The third day was less touristy. We visited a floating fish farm where they keep the fish in the river (best place for them in my opinion) but in cages suspended below floating houses. We visited a Cham village (the Islamic community who once had a kingdom in central Vietnam) and saw some silk weaving, a mosque and a silk retail opportunity. Along with the flood marks on the local stilted houses reminding us of the yearly flooding that brings both life and destruction to the delta. Mostly life though, somewhat obviously.

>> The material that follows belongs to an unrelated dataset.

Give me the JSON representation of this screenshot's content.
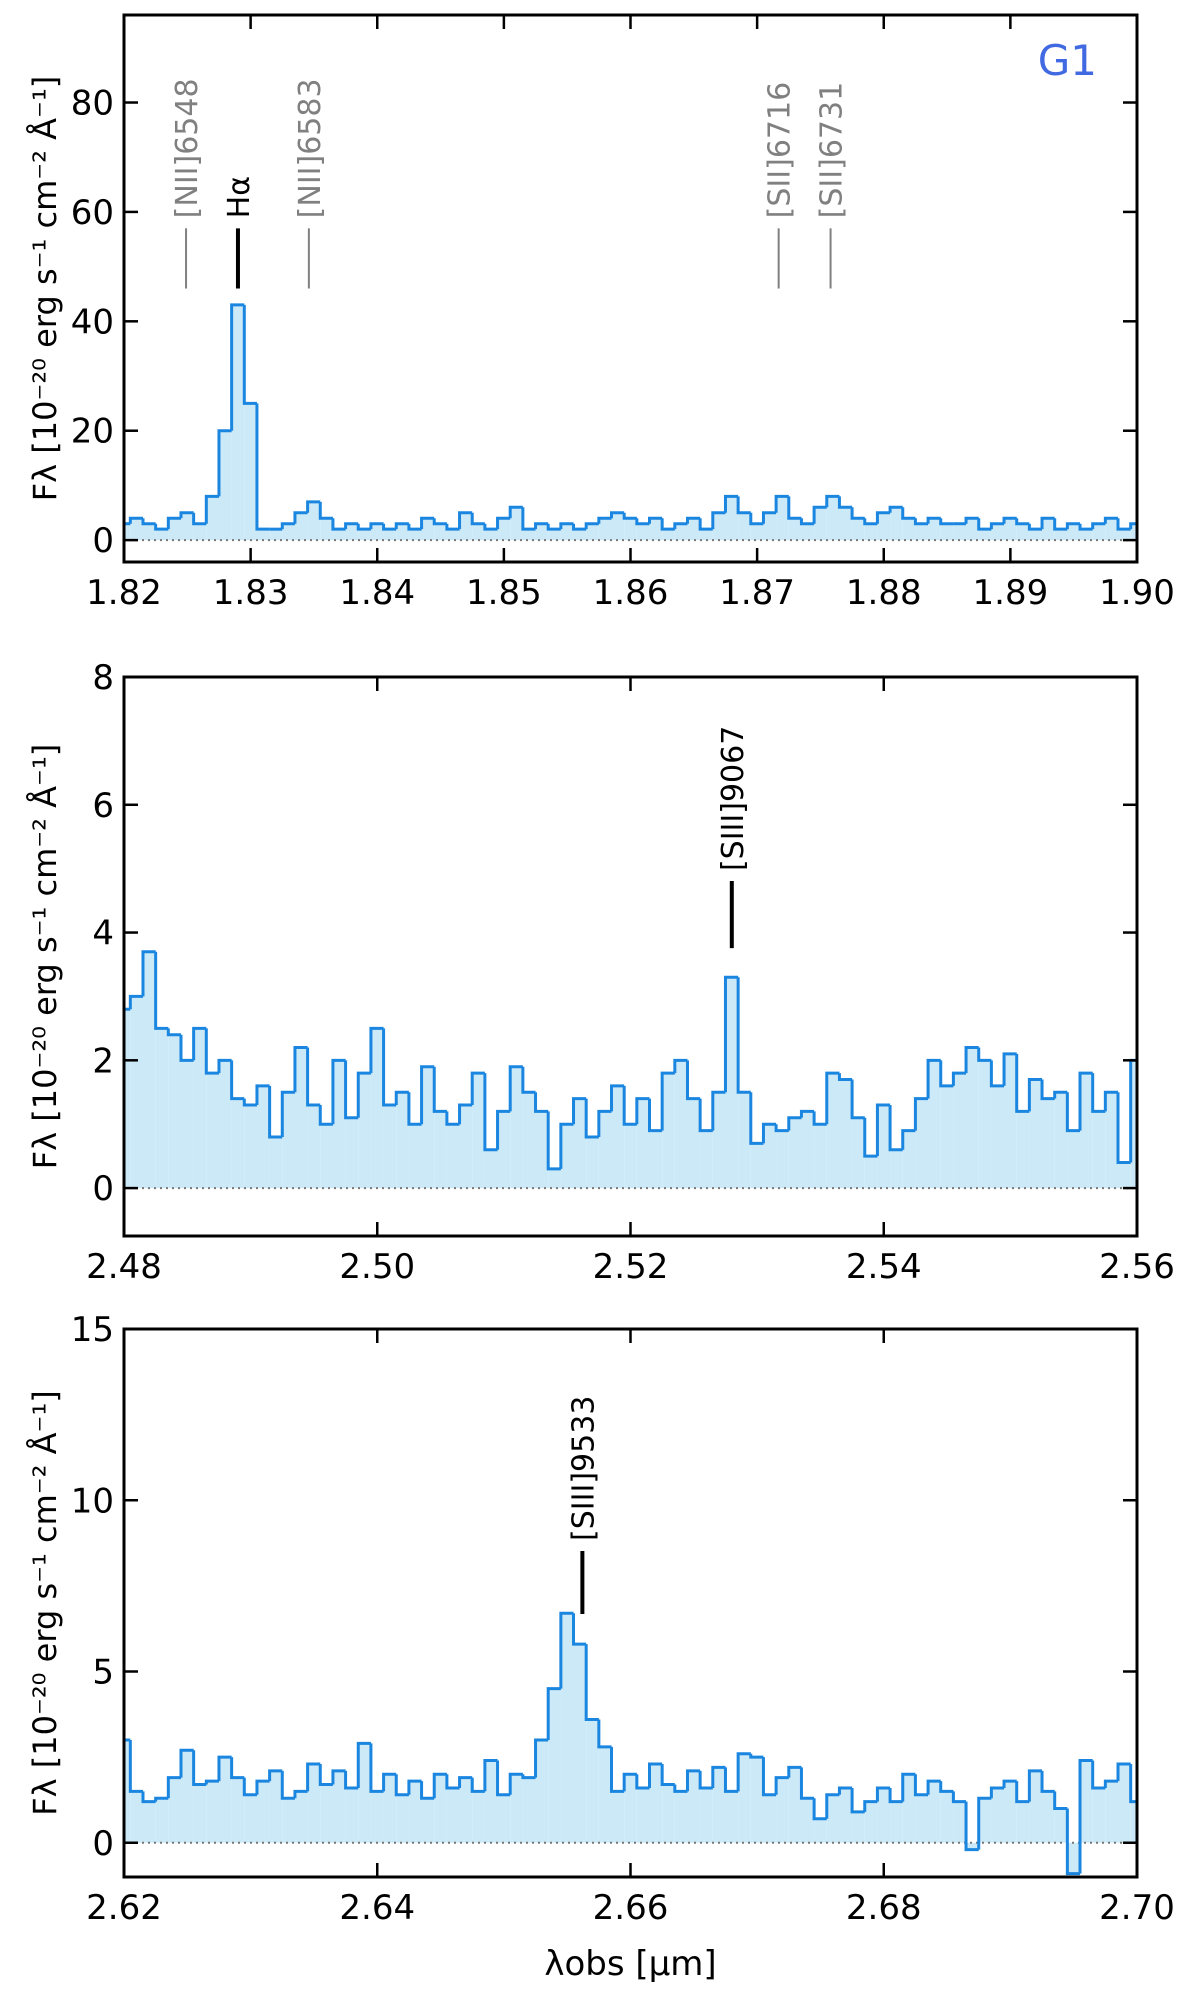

Those heading to Cambodia left at this point, so of the twenty odd people that started our tour on day one (and it was a pretty cool and fun group to be with, mainly thanks to the humerous, outgoing Malaysian family that were onboard) we were down to just five, Alex and I, and three germans. It was definitely nicer to be in a small group and without following around other tour groups like we had been previously. So we headed to the nicest pagoda so far, light and airy but still with all the awesome decoration that goes with these Pagodas. Unfortunatly no pics though, weren't allowed. And then onwards to Sam mountain, one of seven lumps of rock sticking out of the delta, and so, despite being just a couple of hundred metres tall, offers some amazing views of the delta over both Vietnam and Cambodia. The ground looked a little less green though than I was expecting. Mainly because we were visiting just a couple of weeks after the last harvest of the year, when things are drying out and the remaining rice paddies are burnt to provide fertiliser for the next crop. Still pretty though. We got this awesome view from the Cavern Pagoda, halfway up the side. The Pagoda itself was fascinating andf beautiful and I'm definitely learning a fair amount about Buddhism. The entire afternoon was spent on the bus back home. Tiring but a good trip.
Overall it was a good trip despite the initial deficiencies and I definitly think the Mekong Delta is an awesome, beautiful yet functional place to be and to explore. It just needs a little time, a little peace and quiet to show its true colours, thats all.